GUT AND NUTRITION

* Gout is a Joint Disease

Gout, which is defined as the “rich disease” due to the excessive consumption of red meat and animal protein, is a joint disease. It is more common in men over the age of 40. It can very rarely develop in older women after menopause. Gout can also bring along other health problems such as diabetes, hypertension, obesity and hyperlipidemia. This place has it.

* Gout is Composed of Excess Uric Acid in Our Body

Uric acid is a breakdown product that occurs as a result of the digestion of purine-containing foods in our body and is found in the blood of every healthy individual. Excess uric acid in the blood accumulates in the intra-articular and surrounding structures and causes inflammation there. It occurs in the form of pain, sensitivity, redness, swelling in the joints.

* Why does uric acid increase in blood?

It can be caused by excess production of uric acid, less excretion from the kidneys, and excessive intake of purines, which turn into uric acid in the body, with some foods.

*Men are 20 times more at risk than women

Those at risk of gout;

  • Those with a family history of gout,
  • Those who consume too much purine-rich foods,
  • Those who use excessive alcohol
  • those who are overweight,
  • Those who have undergone surgery (even a simple attempt like tooth extraction can cause it)
  • Sudden and severe illness
  • Those undergoing chemotherapy
  • Those who use diuretics (Diuretics are drugs that provide fluid excretion from the body)

*It Is The Most Painful Of All Types Of Rheumatism

Gout, if left untreated, causes severe pain. Mostly the big toe is affected. In addition, joints such as elbows, knees and wrists can be affected. If treatment is delayed, joints and kidneys are affected, kidney stones may form.

* How Is It Treated?     

  • Diet
  • Medicine
  • Surgery (very rare)

* During gout attacks, aspirin should never be used.
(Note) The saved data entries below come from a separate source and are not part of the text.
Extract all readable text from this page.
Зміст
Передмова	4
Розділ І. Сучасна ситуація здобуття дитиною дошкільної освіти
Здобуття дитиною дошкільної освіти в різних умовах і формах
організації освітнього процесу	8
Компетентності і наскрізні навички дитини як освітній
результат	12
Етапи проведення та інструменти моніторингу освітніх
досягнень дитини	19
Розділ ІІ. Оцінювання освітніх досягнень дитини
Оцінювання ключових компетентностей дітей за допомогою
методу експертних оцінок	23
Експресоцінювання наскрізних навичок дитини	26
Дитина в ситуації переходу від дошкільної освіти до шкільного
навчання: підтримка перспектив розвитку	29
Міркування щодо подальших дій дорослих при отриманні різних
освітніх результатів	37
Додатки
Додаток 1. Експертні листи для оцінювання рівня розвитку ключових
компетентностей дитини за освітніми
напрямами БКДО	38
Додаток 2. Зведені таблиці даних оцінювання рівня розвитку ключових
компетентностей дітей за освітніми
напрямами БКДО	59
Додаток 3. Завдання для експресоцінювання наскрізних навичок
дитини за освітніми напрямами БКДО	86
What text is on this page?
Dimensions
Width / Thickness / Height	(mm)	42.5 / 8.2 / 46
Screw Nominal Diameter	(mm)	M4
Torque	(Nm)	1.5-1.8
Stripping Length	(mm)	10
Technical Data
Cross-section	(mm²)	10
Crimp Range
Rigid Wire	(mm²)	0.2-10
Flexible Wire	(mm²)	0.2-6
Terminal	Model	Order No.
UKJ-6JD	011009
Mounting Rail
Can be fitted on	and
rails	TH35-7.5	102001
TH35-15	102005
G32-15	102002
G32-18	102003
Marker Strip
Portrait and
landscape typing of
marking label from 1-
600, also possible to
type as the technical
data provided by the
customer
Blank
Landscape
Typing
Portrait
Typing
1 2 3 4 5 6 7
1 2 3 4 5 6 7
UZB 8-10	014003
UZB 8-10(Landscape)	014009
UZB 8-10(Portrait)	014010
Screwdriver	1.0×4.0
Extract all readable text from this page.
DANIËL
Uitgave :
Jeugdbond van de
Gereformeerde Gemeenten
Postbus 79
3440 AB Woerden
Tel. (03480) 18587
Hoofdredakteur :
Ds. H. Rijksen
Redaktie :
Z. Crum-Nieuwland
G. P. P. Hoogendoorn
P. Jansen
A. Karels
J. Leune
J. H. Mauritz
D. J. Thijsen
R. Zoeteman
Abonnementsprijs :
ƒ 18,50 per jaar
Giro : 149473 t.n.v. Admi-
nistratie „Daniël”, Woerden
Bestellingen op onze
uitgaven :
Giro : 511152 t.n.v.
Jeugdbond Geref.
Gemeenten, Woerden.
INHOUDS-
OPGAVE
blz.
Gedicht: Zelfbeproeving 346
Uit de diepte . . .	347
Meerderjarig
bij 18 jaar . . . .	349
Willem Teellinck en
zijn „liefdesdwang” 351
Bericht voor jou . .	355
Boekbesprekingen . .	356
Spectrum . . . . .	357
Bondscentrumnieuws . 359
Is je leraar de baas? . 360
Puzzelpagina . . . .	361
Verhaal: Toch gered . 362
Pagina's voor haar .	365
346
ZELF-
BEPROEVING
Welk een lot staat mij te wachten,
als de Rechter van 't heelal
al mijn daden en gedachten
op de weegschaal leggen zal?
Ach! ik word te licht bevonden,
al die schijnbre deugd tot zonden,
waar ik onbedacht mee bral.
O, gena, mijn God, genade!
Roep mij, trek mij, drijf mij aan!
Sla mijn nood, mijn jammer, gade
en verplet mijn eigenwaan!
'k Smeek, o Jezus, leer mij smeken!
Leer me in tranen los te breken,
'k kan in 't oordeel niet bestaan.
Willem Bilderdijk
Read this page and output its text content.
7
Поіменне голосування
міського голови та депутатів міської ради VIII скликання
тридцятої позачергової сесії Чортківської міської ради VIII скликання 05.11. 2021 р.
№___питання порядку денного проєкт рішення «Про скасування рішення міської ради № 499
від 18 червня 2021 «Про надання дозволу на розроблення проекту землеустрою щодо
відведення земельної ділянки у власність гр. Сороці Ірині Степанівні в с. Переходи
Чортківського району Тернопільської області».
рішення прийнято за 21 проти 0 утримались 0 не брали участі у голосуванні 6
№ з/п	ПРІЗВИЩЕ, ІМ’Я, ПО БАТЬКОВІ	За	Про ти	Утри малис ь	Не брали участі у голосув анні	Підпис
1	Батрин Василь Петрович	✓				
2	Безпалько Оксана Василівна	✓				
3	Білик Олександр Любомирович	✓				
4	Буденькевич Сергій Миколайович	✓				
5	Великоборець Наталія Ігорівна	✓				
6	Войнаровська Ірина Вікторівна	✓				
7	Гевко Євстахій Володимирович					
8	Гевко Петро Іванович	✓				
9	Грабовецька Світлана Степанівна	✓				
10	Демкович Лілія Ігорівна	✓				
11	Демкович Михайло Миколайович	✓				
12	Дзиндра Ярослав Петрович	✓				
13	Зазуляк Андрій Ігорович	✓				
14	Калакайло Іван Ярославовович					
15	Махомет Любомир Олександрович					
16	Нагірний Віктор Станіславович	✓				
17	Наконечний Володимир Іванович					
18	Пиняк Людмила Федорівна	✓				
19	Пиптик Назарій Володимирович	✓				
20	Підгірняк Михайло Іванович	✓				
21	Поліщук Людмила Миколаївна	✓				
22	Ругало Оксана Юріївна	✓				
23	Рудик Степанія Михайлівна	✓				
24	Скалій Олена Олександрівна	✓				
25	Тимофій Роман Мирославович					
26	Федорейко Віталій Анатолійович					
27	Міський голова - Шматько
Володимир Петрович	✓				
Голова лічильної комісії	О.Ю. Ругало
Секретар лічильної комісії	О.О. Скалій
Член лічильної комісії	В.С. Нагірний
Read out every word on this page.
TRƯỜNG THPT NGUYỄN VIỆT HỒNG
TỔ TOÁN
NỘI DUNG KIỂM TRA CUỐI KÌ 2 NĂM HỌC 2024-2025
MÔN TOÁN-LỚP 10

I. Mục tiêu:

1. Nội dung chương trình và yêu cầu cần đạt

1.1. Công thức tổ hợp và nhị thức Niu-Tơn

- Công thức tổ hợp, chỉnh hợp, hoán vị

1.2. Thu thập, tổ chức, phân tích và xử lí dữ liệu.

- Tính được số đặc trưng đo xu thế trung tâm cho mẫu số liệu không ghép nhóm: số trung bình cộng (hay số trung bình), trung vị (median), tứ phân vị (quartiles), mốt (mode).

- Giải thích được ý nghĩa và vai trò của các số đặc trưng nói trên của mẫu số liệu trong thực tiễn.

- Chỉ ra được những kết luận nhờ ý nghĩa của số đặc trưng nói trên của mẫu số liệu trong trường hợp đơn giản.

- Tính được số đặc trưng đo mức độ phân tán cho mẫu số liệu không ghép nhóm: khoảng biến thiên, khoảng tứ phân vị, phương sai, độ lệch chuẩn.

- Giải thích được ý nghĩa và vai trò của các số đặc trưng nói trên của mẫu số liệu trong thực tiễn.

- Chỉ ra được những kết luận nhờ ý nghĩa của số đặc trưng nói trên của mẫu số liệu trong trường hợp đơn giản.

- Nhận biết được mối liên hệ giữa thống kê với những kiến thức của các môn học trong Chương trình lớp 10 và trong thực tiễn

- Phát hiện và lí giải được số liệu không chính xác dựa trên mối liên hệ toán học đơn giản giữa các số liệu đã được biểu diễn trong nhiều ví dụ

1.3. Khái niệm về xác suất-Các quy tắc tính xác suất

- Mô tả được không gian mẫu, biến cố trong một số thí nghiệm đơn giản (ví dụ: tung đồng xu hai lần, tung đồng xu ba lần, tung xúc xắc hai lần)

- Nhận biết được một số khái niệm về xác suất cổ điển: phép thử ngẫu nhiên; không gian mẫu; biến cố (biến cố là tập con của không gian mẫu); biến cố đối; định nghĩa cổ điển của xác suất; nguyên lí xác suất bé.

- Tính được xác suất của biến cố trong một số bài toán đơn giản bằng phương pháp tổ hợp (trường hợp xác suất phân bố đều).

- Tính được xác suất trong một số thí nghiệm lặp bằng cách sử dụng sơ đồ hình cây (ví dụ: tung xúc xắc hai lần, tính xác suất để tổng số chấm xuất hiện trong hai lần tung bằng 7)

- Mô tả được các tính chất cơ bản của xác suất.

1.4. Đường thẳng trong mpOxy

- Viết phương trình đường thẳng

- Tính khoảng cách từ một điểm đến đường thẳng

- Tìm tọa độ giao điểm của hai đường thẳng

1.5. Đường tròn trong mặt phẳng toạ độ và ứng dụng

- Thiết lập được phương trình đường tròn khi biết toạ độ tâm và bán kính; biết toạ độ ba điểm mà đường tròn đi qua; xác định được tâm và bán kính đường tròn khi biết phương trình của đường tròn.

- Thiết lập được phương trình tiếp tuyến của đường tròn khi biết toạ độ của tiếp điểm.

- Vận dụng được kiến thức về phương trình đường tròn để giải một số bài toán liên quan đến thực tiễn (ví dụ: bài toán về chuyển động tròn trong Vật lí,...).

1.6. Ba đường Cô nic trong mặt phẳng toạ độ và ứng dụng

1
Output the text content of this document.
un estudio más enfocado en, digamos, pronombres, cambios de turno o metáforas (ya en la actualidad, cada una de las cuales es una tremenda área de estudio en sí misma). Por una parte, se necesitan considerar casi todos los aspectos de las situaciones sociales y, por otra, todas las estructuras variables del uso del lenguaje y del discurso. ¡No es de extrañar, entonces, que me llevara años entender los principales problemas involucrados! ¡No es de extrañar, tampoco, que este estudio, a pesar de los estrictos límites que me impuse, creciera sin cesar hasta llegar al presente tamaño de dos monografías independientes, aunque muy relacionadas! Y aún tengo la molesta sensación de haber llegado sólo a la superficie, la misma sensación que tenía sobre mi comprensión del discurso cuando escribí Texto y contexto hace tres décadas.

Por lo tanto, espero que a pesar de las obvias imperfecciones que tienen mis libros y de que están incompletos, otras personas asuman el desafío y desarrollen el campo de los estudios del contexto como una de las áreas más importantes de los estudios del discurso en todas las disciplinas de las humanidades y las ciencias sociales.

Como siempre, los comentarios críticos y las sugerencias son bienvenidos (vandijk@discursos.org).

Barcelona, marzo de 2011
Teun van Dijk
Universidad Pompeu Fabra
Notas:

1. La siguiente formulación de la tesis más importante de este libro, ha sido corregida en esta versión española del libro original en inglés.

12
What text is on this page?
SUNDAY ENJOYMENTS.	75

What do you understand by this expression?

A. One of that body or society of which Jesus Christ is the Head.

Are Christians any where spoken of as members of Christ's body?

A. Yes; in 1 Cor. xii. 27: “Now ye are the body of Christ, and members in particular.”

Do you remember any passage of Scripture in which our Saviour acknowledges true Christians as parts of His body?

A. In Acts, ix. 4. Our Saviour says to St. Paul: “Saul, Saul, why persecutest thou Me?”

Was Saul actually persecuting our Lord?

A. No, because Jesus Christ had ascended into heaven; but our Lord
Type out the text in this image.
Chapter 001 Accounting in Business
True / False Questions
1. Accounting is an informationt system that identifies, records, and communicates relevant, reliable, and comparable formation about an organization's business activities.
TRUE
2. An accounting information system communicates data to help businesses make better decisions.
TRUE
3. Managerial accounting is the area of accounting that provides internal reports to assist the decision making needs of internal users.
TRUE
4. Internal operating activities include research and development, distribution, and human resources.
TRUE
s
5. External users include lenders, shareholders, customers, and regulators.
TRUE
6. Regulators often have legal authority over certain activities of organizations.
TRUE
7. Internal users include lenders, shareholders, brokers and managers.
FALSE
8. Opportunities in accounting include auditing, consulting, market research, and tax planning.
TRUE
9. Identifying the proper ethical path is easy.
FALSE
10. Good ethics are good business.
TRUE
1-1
Aspirin, which is considered a panacea, may not be helpful in gout, but may even be harmful. It enriches the acid environment in our blood, reduces uric acid excretion through the kidneys, triggers gout attacks. Similarly, all drugs that make the blood environment acidic can trigger this disease.

*The Most Commonly Recommended Diet for Gout

It is a purine-poor diet. This diet ensures that foods that cause too much uric acid production are taken in moderation.

SUGGESTIONS

1. Limit Purine-Rich Foods

Purine-containing foods such as meat, fish and poultry should not be consumed during acute attacks. These nutrients can be given in small amounts (60 g/day) after the acute attack periods have passed. Milk, cheese, eggs are the best sources of protein in a purine-limited diet. Below you will find a list of some low- and high-purine foods.

  • Low Purine Foods Suitable for Gout Diet:
  • Fruits – (especially cherries and strawberries)
  • Vegetables (other than those mentioned below)
  • cereals
  • White bread/crackers (not all wheat)
  • Rice
  • Cereals and cereal products
  • All types of cheese
  • High Purine Foods Not Suitable for Gout Diet:
  • Offal (such as liver, kidney, tripe, heart, tongue…)
  • Excessive red and white meat
  • Fish and seafood
  • Peas, lentils, beans, spinach and legumes
  • leavened foods
  • Mushrooms
  • Asparagus

2. Reduce Alcohol Consumption

Since alcohol consumption can also increase the uric acid level, alcohol should not be drunk or consumed in limited quantities.

3. Maintain Your Ideal Weight

Unconscious diets can make the disease worse.

4. Drink Plenty of Water

Drink plenty of water to prevent uric acid from being excreted and accumulating in the tissues.